The second issue is even more troubling: Weiss’s own office needs investigating. It has slow-walked the criminal investigation for years, allowed the statute of limitations to expire on key charges, let Hunter Biden escape from taxes he owed on foreign income, proposed to give him an unprecedented sweetheart deal and told IRS investigators they would not pursue any leads, however credible, that might lead to “the Big Guy” Joe Biden. True to their word, they have not pursued those leads.
Multiple witnesses have told Congress that Weiss’s office refused to investigate the full extent of the Biden family’s overseas business operations and the income received from them. Several experienced, non-partisan IRS investigators (all of whom were later taken off the case by Garland’s Department of Justice) have said that Weiss’s top aide, Assistant US Attorney Lesley Wolf, explicitly told them their office would not pursue any investigative threads that might lead to President Biden. The IRS witnesses added that their investigation was repeatedly blocked. All that testimony was given under oath. Weiss’s office has not challenged it.

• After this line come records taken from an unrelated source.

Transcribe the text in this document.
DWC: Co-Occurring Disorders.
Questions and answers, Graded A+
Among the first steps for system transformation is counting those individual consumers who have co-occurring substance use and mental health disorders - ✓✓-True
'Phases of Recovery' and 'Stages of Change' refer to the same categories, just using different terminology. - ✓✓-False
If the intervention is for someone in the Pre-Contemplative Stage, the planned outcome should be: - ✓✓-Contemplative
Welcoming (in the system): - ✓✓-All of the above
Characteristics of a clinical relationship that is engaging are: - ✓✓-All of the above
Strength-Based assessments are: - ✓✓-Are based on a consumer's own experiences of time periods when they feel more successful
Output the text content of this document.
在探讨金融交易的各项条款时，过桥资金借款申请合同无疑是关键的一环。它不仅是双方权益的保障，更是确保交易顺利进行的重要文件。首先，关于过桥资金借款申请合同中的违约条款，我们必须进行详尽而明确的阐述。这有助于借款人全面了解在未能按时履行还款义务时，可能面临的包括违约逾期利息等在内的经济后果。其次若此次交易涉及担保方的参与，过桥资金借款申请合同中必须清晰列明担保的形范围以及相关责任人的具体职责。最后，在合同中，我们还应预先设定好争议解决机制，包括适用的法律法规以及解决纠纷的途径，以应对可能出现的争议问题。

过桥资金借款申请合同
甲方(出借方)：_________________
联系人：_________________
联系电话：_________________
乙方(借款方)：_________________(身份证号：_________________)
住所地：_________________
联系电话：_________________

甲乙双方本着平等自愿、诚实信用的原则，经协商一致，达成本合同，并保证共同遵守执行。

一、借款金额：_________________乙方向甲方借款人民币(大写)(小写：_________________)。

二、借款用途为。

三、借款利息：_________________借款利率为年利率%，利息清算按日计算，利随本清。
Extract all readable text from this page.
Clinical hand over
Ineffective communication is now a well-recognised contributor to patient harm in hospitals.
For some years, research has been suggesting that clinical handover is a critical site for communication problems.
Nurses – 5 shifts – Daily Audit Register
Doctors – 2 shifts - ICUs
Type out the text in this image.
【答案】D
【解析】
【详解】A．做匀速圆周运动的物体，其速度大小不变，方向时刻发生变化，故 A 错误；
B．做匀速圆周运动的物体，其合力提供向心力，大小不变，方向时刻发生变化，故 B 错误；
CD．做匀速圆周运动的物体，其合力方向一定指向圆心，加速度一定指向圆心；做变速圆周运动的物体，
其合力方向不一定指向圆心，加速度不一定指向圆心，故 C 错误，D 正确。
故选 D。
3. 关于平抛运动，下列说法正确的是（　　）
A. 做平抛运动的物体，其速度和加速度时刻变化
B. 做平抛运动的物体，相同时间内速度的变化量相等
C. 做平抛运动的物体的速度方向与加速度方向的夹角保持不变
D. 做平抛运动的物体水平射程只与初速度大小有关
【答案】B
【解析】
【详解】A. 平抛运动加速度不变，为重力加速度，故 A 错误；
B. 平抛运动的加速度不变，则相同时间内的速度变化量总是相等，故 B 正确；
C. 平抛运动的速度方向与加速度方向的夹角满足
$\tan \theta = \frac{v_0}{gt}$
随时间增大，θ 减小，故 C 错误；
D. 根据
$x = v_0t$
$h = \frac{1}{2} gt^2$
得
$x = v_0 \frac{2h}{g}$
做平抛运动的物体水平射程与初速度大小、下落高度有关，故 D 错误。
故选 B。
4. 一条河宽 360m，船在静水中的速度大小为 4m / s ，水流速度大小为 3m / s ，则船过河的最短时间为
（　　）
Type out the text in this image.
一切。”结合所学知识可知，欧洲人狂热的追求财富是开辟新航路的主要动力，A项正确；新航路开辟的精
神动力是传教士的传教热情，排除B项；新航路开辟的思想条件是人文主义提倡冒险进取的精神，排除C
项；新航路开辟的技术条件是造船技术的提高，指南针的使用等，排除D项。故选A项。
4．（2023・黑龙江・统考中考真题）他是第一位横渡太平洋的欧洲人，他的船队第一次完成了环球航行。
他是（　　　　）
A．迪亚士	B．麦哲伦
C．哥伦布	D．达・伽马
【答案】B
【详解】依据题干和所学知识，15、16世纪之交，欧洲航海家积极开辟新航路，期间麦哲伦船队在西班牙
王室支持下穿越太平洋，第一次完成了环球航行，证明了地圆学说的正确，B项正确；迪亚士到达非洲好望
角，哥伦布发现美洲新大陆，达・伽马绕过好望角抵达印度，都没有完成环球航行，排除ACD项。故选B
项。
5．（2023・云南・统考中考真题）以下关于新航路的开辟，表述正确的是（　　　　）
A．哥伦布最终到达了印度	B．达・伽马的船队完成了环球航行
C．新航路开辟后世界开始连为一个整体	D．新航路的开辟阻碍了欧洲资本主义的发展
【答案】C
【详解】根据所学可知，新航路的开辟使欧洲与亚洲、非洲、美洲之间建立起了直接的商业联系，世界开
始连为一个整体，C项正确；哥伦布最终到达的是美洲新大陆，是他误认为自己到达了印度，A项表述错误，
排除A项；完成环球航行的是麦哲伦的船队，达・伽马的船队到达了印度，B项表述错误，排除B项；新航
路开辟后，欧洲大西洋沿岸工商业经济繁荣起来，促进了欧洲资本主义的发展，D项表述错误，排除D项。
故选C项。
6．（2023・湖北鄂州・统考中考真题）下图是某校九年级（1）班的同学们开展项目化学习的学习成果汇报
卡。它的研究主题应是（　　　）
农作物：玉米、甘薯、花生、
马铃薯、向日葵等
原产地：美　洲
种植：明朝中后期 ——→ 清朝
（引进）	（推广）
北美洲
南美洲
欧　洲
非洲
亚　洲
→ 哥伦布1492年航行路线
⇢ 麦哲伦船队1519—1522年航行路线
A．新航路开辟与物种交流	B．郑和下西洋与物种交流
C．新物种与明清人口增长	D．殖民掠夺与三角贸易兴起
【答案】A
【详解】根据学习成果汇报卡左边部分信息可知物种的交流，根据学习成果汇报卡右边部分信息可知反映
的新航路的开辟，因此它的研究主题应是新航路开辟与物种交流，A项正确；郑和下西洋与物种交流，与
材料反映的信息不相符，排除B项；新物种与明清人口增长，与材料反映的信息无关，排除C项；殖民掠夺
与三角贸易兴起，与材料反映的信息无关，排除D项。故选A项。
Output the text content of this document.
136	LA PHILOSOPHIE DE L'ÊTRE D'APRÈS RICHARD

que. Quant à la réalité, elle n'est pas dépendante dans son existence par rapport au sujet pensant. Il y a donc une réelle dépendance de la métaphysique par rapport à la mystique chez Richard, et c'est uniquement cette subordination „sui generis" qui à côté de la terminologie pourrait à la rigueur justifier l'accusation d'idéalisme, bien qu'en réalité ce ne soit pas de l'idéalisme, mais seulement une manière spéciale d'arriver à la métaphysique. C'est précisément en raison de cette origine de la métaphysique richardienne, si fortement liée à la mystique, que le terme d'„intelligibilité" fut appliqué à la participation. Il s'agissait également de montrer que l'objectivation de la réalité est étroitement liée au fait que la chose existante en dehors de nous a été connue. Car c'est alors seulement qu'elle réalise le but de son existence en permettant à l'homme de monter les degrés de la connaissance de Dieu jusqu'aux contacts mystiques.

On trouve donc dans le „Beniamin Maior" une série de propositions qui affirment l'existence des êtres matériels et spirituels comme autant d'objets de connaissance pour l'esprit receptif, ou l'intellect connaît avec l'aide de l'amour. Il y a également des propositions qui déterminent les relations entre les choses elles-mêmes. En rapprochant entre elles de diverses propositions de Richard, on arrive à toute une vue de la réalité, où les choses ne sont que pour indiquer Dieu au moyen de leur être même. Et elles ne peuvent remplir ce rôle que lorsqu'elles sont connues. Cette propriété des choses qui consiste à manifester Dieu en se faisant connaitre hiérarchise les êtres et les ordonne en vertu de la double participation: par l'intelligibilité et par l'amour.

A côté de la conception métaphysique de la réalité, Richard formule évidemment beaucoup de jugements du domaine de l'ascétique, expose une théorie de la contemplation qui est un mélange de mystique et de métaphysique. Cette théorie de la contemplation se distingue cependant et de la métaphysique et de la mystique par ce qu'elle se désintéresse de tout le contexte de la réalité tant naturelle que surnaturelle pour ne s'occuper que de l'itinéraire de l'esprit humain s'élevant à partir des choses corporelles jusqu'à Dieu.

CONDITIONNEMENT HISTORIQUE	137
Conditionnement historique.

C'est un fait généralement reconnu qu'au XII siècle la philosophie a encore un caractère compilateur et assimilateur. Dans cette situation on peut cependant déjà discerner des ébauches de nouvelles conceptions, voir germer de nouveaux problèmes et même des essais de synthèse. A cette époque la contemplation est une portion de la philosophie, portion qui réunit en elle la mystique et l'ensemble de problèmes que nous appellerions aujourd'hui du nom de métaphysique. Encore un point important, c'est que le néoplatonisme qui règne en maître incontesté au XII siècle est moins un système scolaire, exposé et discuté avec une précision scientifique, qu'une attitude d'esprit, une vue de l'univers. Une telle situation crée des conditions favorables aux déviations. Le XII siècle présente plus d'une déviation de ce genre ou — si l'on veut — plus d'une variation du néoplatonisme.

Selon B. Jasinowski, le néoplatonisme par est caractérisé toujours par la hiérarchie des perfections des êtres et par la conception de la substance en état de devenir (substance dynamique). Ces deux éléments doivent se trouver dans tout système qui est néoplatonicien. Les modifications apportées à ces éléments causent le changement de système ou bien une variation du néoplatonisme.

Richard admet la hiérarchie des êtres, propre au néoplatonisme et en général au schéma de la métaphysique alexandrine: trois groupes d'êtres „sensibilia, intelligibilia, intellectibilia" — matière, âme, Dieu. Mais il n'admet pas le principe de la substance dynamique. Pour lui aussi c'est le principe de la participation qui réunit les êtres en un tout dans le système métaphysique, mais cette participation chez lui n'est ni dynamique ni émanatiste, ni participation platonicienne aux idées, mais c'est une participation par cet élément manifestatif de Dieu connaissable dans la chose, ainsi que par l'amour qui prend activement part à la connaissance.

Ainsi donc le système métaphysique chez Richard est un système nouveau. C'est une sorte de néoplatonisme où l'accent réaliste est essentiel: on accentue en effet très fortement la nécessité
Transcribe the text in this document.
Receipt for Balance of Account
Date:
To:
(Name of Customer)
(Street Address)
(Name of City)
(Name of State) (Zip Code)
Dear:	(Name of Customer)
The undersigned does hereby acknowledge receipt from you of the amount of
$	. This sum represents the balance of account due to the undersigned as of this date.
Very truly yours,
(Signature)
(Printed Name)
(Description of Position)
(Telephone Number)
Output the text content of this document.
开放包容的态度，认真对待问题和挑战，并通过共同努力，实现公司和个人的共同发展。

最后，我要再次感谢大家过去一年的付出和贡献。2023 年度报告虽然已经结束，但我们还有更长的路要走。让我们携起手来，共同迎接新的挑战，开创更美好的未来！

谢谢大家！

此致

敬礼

Hunter’s business partner, Tony Bobulinski, who met jointly with Hunter and Joe Biden and has said business was discussed, volunteered to meet with Weiss’s grand jury investigating these issues, but never heard back from the US attorney’s office. He was never asked to give his eyewitness testimony. To quote CBS reporter, Catherine Herridge, “Weiss’s decision not to bring Bobulinski is the latest indication that prosecutors investigating Hunter Biden may have avoided investigating allegations about his father, President Joe Biden.”
Weiss’s own office inexplicably allowed the statute of limitations to expire on millions of dollars in foreign income allegedly received by Hunter, on which taxes were never paid. The US attorney has never explained why. Nor did his office pursue the obvious charges that Hunter should have registered as a foreign agent under the Foreign Agents Registration Act.
The public still doesn’t have any explanation of what business activities, if any, Hunter and his associates performed to warrant the payment of millions and millions of dollars from foreign nationals. (Here’s a hint: they opened doors and effectively communicated to everyone that a connection to Hunter Biden meant you had powerful connections to the Obama administration. If that connection needed proof, Joe Biden provided it by phoning Hunter’s business associates to say “hi,” whenever his son asked.)
Remember, these foreign payments came while Joe Biden was vice president, charged with directing the Obama administration’s policies to the very countries from which Hunter received money. That money disappeared into a web of nearly thirty Biden-associated LLCs, set up to shift around these foreign receipts and hide their ultimate distribution. We know of some nine Biden family members who received payments, but we still don’t know of any legitimate business services they performed to earn that income. Again: none of this has led to charges after five years of investigation by Weiss and his team. Just one sweetheart deal, which tried to hide any traces of Hunter’s protection from future charges. It was destroyed by a simple question from the judge, who asked what was actually covered by the deal.
That’s our new special prosecutor. Physician, heal thyself.